Nos dois países, divisão e ira
predominam
Clovis Rossi – Folha da Folha de S.Paulo
Brasil e Estados Unidos têm relativamente poucas
semelhanças entre eles, a não ser pelo fato de que são países continentais.
Por isso, impressiona como é parecido o ambiente político
(e eleitoral) que os dois países estão vivendo.
Pegue-se, por exemplo, a descrição da reportagem de capa
da Economist que está nas bancas a respeito das eleições legislativas nos EUA.
Começa assim: “Enquanto a América se prepara para ir às
urnas no dia 6 de novembro, o país está mais dividido e mais irado do que
jamais esteve em décadas”.
Vale para os EUA, vale para o Brasil. Valem também, com
nuances importantes, as observações seguintes: “Uma política federal tóxica é a
grande fraqueza da América; (...) mina a fé dos americanos em seu governo e em
suas instituições; e enfraquece o farol que a democracia americana representa
no exterior”.
Que há um ambiente político tóxico no Brasil parece
indiscutível, assim como o enfraquecimento que ele provoca. Tampouco se discute
que a fé no governo e nas instituições foi minada no Brasil.
Mas, aqui, o raciocínio é inverso: não foi a toxicidade
ambiental que minou governo e instituições; foram governo e instituições, com
suas ações (ou inações), que geraram a toxicidade, ou ao menos a maior parte
dela.
A terceira frase também tem certa validade: é claro que o
Brasil e sua democracia jamais chegaram a iluminar o mundo. Mas sou testemunha
ocular, ao acompanhar incontáveis viagens presidenciais desde Itamar Franco,
que houve realmente momentos de encantamento com a democracia brasileira,
depois das trevas representadas pela ditadura do período 1964-85.
A ascensão de Jair Bolsonaro abalou
seriamente o encantamento, a ponto de a Economist ter levado à capa, faz um
mês, o então candidato como “a mais recente ameaça na América Latina”.

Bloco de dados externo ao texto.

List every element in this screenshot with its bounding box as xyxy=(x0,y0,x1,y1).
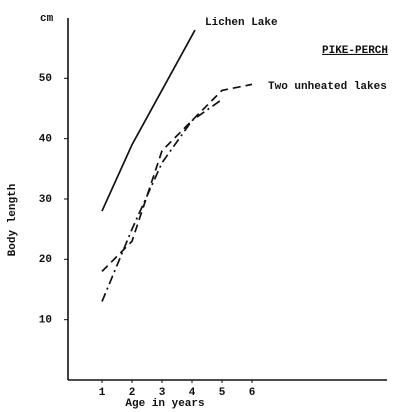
series-line xyxy=(101,29,196,212)
y-tick-label: 30 xyxy=(39,194,52,206)
y-axis-label: Body length xyxy=(7,184,19,257)
series-line xyxy=(101,98,223,302)
series-label: Two unheated lakes xyxy=(268,81,387,93)
y-tick-label: 10 xyxy=(39,315,52,327)
x-tick-label: 1 xyxy=(99,387,106,399)
x-tick-label: 3 xyxy=(159,387,166,399)
x-tick-label: 4 xyxy=(189,387,196,399)
x-tick-label: 5 xyxy=(219,387,226,399)
x-tick-label: 6 xyxy=(249,387,256,399)
y-unit: cm xyxy=(40,13,54,25)
annotation: PIKE-PERCH xyxy=(322,45,388,57)
x-axis-label: Age in years xyxy=(125,398,204,410)
y-tick-label: 20 xyxy=(39,254,52,266)
y-tick-label: 50 xyxy=(39,73,52,85)
x-tick-label: 2 xyxy=(129,387,136,399)
series-label: Lichen Lake xyxy=(205,17,278,29)
y-tick-label: 40 xyxy=(39,134,52,146)
series-line xyxy=(101,83,253,272)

É verdade que os hidrófobos do bolsonarismo consideram
que a Economist é comunista. É uma idiotice, mas o que esperar de gente com
essa mentalidade imbecil?
No capítulo “fake news”, mais uma
semelhança: a revista britânica diz que as mentiras de Trump são tão descaradas
e eficientes que muitos de seus apoiadores põem sua palavra acima da dos seus
críticos, especialmente daqueles na mídia, apesar de toda evidência.
O que é ótimo para Trump, completa a publicação: “Como
não se acredita em ninguém, ele não pode ser chamado a prestar contas”.

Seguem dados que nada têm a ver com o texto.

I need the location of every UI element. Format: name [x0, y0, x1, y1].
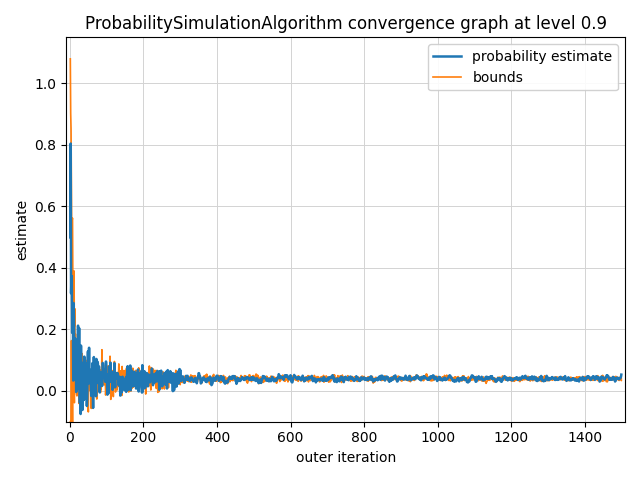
probability estimate: [67, 234, 74, 240]
bounds: [67, 56, 74, 62]
probability estimate: [132, 386, 140, 392]
probability estimate: [301, 378, 308, 384]
bounds: [312, 376, 320, 382]
X-axis label: outer iteration: outer iteration: [296, 451, 396, 465]
probability estimate: [312, 377, 320, 383]
bounds: [109, 394, 117, 399]
probability estimate: [381, 377, 388, 383]
Line: probability estimate: probability estimate: [70, 144, 621, 414]
bounds: [88, 406, 95, 411]
bounds: [132, 368, 140, 373]
probability estimate: [618, 372, 625, 377]
bounds: [322, 375, 330, 381]
bounds: [618, 376, 625, 382]
bounds: [380, 376, 388, 382]
Legend: probability estimate, bounds: probability estimate, bounds: [428, 44, 618, 90]
Title: ProbabilitySimulationAlgorithm convergence graph at level 0.9: ProbabilitySimulationAlgorithm convergen…: [84, 15, 607, 33]
probability estimate: [77, 411, 84, 417]
Line: bounds: bounds: [70, 59, 621, 408]
probability estimate: [323, 378, 330, 384]
Y-axis label: estimate: estimate: [15, 199, 29, 260]
probability estimate: [110, 379, 118, 385]
bounds: [301, 376, 308, 382]
probability estimate: [67, 141, 74, 146]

Em ponto menor, é o que acontece com Bolsonaro.
Resta ver se, como no Brasil, um candidato que é dos
principais responsáveis por espalhar toxicidade no ambiente ganha a eleição.
A mídia liberal (comunista para os descerebrados do
bolsonarismo) está otimista, como é o caso do New York Times. Claro que Trump
não é candidato, mas “o único tema nesta eleição é o presidente Trump”, escreve
Sarah Lyall na newsletter de Política para o New York Times.
O próprio presidente confirma: “Não estou na cédula, mas
estou na cédula, porque isto é também um referendo a meu respeito”, disse em
recente comício no Mississipi.
Se vencer, Trump fica ainda mais forte, mas “será
desastroso para a América”, acha a Economist. Afinal, fecha a revista, “quando
um debate racional perde seu poder, a democracia não pode funcionar”.
Vale para os EUA, vale para o Brasil.